Travel: Tankwa Karoo


Words and image by Andrew Middleton

Most of the time, an invitation to go somewhere or do something leaves you with a vague impression of what to expect. In the case of a long-weekend trip to explore the upper regions of the Tankwa Karoo, my initial expectations would be shattered like glass under a brick. My co-driver (who is not much of a camper) and I would depart at the crack of dawn, coffee in the belly, sleep in the eyes and the rising sun glinting through our still sparkly windscreen.

With our Touareg’s twin turbos spooled up, we quickly made our way to the front of our six-vehicle convoy, passing the poor overburdened Landy – which would soon to be relegated to a dust cloud of biblical proportions. A shiny red Metalian Mini trailer followed us as Cape Town slid behind the Dutoitskloof Mountain range, and the Tankwa Karoo’s fringes hove into view near Ceres. The Tankwa is a mystical place, often overlooked as an empty stretch of nothingness on the way to nowhere, but, in fact, the lack of people and its stark landscape are its best attributes.

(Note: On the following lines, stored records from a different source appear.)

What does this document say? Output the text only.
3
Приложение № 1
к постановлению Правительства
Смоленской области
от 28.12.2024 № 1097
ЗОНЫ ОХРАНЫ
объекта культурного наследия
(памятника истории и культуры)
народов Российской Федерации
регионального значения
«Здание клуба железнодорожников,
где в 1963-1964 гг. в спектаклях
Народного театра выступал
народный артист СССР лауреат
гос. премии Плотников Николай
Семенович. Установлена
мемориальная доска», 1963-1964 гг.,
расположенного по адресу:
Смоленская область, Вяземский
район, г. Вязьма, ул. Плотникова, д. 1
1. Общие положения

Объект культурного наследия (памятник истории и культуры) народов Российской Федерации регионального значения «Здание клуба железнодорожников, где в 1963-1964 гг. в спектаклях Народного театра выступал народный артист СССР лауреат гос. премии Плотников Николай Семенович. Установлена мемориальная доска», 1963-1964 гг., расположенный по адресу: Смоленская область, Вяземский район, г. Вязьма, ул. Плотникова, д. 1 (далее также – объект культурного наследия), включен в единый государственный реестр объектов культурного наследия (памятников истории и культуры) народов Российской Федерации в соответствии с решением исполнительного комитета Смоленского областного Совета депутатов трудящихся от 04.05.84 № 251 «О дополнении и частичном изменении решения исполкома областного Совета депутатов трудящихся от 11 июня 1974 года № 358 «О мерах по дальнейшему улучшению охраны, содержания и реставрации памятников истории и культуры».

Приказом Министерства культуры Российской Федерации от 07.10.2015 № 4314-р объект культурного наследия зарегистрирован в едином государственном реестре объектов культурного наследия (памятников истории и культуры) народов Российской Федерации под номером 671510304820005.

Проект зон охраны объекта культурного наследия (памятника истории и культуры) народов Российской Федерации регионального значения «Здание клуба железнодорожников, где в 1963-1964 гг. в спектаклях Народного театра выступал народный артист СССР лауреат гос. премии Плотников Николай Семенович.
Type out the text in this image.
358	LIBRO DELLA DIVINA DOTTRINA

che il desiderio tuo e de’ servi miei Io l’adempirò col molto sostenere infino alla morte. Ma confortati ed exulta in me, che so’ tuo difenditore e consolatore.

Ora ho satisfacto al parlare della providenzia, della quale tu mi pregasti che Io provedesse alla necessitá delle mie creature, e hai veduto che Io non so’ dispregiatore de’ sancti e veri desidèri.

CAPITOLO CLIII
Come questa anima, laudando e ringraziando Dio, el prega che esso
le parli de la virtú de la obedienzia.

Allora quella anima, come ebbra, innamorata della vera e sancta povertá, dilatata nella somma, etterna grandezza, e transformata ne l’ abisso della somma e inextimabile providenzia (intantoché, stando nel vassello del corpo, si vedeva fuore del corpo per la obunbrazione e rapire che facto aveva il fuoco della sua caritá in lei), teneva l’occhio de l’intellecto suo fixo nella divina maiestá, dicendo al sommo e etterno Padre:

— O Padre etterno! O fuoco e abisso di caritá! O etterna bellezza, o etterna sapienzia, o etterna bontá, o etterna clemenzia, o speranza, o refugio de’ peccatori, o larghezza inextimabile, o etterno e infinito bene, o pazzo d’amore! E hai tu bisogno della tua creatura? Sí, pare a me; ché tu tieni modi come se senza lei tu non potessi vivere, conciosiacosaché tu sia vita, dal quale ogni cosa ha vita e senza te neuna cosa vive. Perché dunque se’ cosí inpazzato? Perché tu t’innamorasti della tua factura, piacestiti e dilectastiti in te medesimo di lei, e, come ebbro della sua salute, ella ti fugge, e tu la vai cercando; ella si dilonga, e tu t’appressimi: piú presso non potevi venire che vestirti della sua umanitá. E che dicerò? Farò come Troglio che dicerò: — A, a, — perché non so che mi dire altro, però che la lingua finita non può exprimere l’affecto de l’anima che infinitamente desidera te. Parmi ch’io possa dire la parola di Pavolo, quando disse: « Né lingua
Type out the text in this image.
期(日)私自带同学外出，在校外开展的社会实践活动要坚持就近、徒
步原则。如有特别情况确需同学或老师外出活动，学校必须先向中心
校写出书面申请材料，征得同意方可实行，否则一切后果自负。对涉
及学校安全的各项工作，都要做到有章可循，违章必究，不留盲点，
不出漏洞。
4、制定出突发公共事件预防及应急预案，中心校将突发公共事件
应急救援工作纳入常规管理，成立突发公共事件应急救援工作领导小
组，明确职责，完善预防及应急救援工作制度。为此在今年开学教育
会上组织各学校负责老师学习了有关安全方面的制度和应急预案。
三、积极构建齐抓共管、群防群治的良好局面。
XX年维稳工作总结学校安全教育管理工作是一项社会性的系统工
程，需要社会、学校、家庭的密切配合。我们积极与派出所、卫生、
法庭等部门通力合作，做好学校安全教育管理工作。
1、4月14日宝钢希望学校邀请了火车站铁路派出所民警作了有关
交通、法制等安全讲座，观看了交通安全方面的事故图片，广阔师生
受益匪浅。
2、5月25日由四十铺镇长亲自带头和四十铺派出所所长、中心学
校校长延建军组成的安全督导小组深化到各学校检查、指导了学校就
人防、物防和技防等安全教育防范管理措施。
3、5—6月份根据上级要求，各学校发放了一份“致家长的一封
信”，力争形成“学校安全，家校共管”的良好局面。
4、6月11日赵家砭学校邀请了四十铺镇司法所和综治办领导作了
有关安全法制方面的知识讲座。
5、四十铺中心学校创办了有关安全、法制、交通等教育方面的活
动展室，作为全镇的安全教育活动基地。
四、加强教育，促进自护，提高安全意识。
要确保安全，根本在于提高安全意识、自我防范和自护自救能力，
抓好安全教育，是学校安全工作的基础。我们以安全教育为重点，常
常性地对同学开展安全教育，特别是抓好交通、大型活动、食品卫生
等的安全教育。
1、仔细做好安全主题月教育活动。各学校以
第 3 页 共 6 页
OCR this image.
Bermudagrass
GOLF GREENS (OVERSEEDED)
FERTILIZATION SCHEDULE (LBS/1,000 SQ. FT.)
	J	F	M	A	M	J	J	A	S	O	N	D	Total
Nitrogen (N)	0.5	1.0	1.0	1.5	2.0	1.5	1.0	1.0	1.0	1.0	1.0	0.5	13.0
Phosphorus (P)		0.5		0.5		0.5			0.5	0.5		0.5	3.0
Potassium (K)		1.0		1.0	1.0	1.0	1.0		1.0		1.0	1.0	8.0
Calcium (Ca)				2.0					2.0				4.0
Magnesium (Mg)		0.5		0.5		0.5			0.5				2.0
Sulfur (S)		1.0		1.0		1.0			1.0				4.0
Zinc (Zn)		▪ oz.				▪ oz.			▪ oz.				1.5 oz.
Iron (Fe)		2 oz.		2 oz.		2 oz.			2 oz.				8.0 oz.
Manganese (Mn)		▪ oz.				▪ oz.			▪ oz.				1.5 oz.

From the south, we turned onto the notorious R355 – a gravel road that is the most direct route north to Calvinia, via the now sort-of-famous Tankwa Padstal. Our first evening found us established in the Tankwa Tented Camp, a lovely place in the Stonehenge Nature Reserve, just over an hour-and-a-half’s drive down the R355 from Ceres. Apart from my pale skin having turned into something resembling crispy bacon, there wasn’t much to report. Group leader Johan Viljoen had his solar panels all set up and his fridge going full-blast so that he could shell out icy Jägermeister shots to unsuspecting passers-by. Everyone was in high spirits, keen for a taste of adventure in places where few dare to roam.